Our data endorse the safety and efficacy of acute therapeutic interventions in stroke patients aged 90 years and older. Calendar age per se does not justify withholding these potent therapy options for the oldest old. As the time window between symptom onset and application of acute stroke treatment determines outcome, the time-is-brain-concept needs to be kept in mind when treating our oldest citizens, too. Indeed, the most frequent reason for not qualifying for an acute stroke intervention in our cohort was a protracted time window between onset of symptoms and admission to our hospital (52.2%). We compared the door-to-needle time between the reported 38 patients aged 90 years or older who received intravenous thrombolysis and all inpatients treated with intravenous thrombolysis for stroke in our hospital (n = 610, data not shown) in the investigated 7½-year-period. For the patients aged 90 years or older, only 23.7% had a door-to-needle time of less than 30 min, while 44.1% of all inpatients had a door-to-needle time of less than 30 min (data not shown). This difference might be partially explained by difficulties in obtaining medical history and establishing an intravenous line in this particular patient cohort. Yet, the lower percentage of geriatric patients with an optimal door-to-needle time indicates that there is still room for improvement concerning acute medical care for elderly stroke patients. We observed a similar difference for the door-to-groin time between patients aged 90 years or older (9.5% had a door-to-groin time of less than 1 h) and all inpatients that underwent mechanical thrombectomy (n = 292, 39.7% had a door-to-groin time of less than 1 h, data not shown).

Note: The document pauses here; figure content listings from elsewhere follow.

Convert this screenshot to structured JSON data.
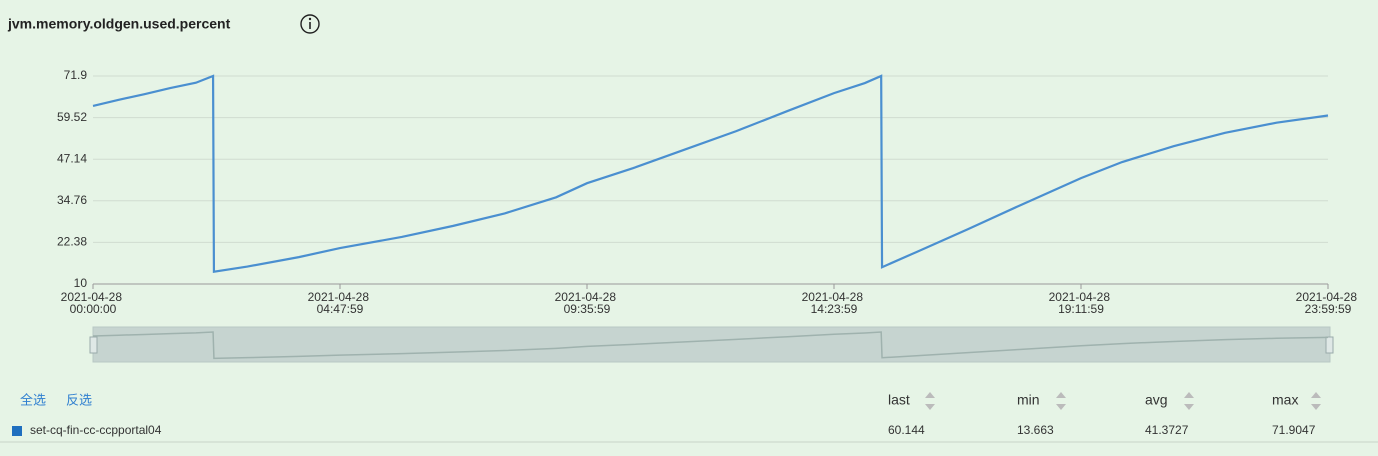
{
  "chart_data": {
    "type": "line",
    "title": "jvm.memory.oldgen.used.percent",
    "x": [
      "2021-04-28 00:00:00",
      "2021-04-28 00:30:00",
      "2021-04-28 01:00:00",
      "2021-04-28 01:30:00",
      "2021-04-28 02:00:00",
      "2021-04-28 02:20:00",
      "2021-04-28 02:21:00",
      "2021-04-28 03:00:00",
      "2021-04-28 04:00:00",
      "2021-04-28 04:48:00",
      "2021-04-28 06:00:00",
      "2021-04-28 07:00:00",
      "2021-04-28 08:00:00",
      "2021-04-28 09:00:00",
      "2021-04-28 09:36:00",
      "2021-04-28 10:30:00",
      "2021-04-28 11:30:00",
      "2021-04-28 12:30:00",
      "2021-04-28 13:30:00",
      "2021-04-28 14:24:00",
      "2021-04-28 15:00:00",
      "2021-04-28 15:19:00",
      "2021-04-28 15:20:00",
      "2021-04-28 16:00:00",
      "2021-04-28 17:00:00",
      "2021-04-28 18:00:00",
      "2021-04-28 19:12:00",
      "2021-04-28 20:00:00",
      "2021-04-28 21:00:00",
      "2021-04-28 22:00:00",
      "2021-04-28 23:00:00",
      "2021-04-28 23:59:59"
    ],
    "series": [
      {
        "name": "set-cq-fin-cc-ccpportal04",
        "color": "#4a8fd0",
        "values": [
          63.0,
          64.8,
          66.5,
          68.3,
          69.9,
          71.9047,
          13.663,
          15.2,
          18.0,
          20.7,
          24.0,
          27.3,
          31.0,
          35.8,
          40.0,
          44.5,
          50.0,
          55.5,
          61.5,
          66.8,
          69.8,
          71.9047,
          15.0,
          19.5,
          26.3,
          33.3,
          41.5,
          46.3,
          51.0,
          55.0,
          58.0,
          60.144
        ]
      }
    ],
    "xlim": [
      "2021-04-28 00:00:00",
      "2021-04-28 23:59:59"
    ],
    "xticks": [
      "2021-04-28 00:00:00",
      "2021-04-28 04:47:59",
      "2021-04-28 09:35:59",
      "2021-04-28 14:23:59",
      "2021-04-28 19:11:59",
      "2021-04-28 23:59:59"
    ],
    "ylim": [
      10,
      71.9
    ],
    "yticks": [
      10,
      22.38,
      34.76,
      47.14,
      59.52,
      71.9
    ],
    "grid": true
  },
  "toolbar": {
    "select_all": "全选",
    "invert": "反选"
  },
  "stats_table": {
    "header": [
      "last",
      "min",
      "avg",
      "max"
    ],
    "rows": [
      {
        "values": [
          60.144,
          13.663,
          41.3727,
          71.9047
        ]
      }
    ]
  }
}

With a worldwide ageing population at high risk for cerebrovascular diseases, our study highlights the necessity of focusing on this hitherto under-represented and neglected patient group in clinical trials. Acute stroke treatment with intravenous thrombolysis and/or mechanical thrombectomy is already recommended with high quality evidence for the younger generations [24] and, it should become the standard care option for geriatric patients as well.

The main limitations of our study are owed to the retrospective study design: a) the interventions were not controlled for and therapeutic decisions might have been biased by the treating physicians’ individual judgement; b) all analyses rely on the documented diagnoses at discharge; c) a selection bias concerning the admissions to our hospital (tertiary care medical centre with a comprehensive stroke unit) cannot be excluded and d) there is a lack of (90 day) follow-up data concerning functional outcome and mortality. With regard to the latter aspect, our data only reflect short-term outcome and mortality (during the intra-hospital phase). Nevertheless, our data can be considered as an approximation concerning overall safety and effectiveness.

Conclusion

Our results show a significant improvement in the functional status (measured as change in mRS at the time of admission to mRS at discharge) in our geriatric cohort receiving intravenous thrombolysis, mechanical thrombectomy or both. The rates of treatment-related complications were comparable to those reported for younger age groups [4, 25,26,27]. Hence, our retrospective study indicates that acute therapeutic interventions in stroke are effective and safe in patients aged 90 years and older.